Tonight in the 7:00 hour Illinois Gov. Pat Quinn will address the Democratic National Convention. Why he was chosen to speak I have no idea; he is probably the worst governor in America. Illinois' budget is an absolute mess, even after Quinn's $7 billion tax income tax hike. He has shown no appetite for difficult political decisions and has ceded much of his governing authority to the unions who financed his election.

But his speech is useful in that it will tie Gov. Quinn to another prominent Illinois Democrat – President Barack Obama. And it will contrast their strikingly similar approach to governing with that of their Wisconsin counterparts,  Gov. Scott Walker and Vice Presidential candidate Paul Ryan. It's a pretty interesting case study in two distinct approaches playing out at the state and federal levels, respectively. In advance of tonight's speech, I wrote about it for National Review Online. A tidbit:

In many ways this battle between the Wisconsin and Illinois styles of governance is playing out in the presidential race as well. Mitt Romney chose another bold reformer from Wisconsin in Paul Ryan to fill out his ticket. As chairman of the Budget Committee, Ryan has taken a serious approach to dealing with the country’s entitlement crisis. Ryan, like Walker, has staked his legacy on reforms that a decade ago would have been politically impossible. But his seriousness and meticulousness won over his colleagues in Congress, and the Ryan budget passed the U.S. House last year.

President Obama, on the other hand, has seemingly little interest in building a consensus around serious budgetary reform. Not only have his budget proposals failed, they have failed to garner a single vote over the past two years. The Senate voted 97–0 against the Obama budget in 2011, the House voted 414–0 against earlier this year, and the Senate followed with an even stronger showing of disapproval, this time registering a 99–0 vote in opposition. That’s 610 no votes in Congress and not a single yes. That’s largely because his plan would have produced $6.4 trillion in new deficits over the next ten years.
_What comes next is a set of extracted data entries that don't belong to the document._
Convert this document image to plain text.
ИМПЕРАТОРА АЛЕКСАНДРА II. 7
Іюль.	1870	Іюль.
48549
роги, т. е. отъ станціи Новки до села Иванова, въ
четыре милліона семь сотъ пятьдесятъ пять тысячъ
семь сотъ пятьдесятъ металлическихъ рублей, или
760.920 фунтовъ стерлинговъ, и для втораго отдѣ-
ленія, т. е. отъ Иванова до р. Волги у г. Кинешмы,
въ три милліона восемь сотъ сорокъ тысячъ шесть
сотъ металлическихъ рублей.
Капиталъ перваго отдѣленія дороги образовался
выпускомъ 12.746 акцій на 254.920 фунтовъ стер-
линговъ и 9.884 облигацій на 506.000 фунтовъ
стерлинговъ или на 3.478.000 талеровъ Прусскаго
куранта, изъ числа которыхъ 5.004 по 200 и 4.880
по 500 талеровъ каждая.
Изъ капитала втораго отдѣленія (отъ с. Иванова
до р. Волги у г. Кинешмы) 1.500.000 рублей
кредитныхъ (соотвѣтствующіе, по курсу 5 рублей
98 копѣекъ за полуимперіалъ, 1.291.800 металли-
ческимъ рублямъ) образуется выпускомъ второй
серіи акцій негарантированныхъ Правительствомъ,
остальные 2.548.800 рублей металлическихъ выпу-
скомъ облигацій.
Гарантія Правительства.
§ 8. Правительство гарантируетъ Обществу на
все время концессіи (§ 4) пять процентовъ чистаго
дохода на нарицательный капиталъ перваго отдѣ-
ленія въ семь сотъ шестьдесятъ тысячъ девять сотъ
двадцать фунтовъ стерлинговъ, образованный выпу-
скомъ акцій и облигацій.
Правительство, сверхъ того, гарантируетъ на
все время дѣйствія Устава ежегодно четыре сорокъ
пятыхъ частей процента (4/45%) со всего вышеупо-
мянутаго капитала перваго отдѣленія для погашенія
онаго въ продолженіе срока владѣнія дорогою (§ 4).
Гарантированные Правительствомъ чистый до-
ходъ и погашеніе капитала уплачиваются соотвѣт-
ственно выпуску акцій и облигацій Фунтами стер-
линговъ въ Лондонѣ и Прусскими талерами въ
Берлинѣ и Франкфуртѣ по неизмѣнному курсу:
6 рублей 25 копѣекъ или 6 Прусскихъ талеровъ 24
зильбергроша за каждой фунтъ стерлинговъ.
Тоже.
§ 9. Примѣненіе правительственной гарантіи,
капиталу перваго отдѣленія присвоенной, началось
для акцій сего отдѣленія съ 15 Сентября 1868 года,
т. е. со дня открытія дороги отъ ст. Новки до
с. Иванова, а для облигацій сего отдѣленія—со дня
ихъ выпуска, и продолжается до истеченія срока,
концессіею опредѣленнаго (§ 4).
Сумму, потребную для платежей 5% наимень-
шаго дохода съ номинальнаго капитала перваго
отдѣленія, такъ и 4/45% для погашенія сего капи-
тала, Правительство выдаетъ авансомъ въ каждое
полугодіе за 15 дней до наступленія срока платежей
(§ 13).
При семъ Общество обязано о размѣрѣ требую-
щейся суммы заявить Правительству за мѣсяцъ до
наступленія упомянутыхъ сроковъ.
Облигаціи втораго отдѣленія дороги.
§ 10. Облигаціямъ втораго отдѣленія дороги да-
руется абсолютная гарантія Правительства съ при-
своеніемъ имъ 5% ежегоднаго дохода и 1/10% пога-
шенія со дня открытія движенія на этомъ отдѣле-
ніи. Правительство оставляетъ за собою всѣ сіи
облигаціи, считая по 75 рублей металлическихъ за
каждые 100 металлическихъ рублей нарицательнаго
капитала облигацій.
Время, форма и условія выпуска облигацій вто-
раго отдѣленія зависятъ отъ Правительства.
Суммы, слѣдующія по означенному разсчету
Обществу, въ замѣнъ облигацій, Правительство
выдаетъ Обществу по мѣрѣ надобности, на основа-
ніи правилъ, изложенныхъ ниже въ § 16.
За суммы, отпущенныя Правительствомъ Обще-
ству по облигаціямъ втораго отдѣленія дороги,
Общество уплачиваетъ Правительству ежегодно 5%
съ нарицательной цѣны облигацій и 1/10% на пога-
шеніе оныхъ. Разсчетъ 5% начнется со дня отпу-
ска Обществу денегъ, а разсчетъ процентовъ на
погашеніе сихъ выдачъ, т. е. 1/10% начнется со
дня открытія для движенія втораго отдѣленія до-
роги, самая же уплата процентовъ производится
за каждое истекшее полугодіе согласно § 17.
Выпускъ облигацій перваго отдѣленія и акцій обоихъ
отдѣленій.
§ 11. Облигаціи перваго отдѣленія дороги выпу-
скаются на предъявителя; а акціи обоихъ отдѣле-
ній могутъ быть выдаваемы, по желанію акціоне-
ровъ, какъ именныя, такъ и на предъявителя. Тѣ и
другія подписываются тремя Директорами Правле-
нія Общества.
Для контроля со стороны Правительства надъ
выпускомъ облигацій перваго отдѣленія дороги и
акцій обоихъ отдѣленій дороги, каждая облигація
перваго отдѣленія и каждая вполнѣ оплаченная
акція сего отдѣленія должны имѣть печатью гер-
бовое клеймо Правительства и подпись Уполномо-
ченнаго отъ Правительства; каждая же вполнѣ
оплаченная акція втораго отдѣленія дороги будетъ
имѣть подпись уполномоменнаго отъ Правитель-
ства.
The similarities between Obama and Quinn don’t end there, and are really quite striking. They both have pushed for “reverse tax reform” — raising marginal rates and shrinking the tax base. Quinn has already done this by raising Illinois’s personal and corporate income-tax rates dramatically, and then providing microtargeted credits to keep preferred taxpayers from fleeing the state. Obama has proposed the same: an income-tax increase on high earners and the majority of small business profits coupled with a number of credits and deductions, most notably for “green-energy projects.”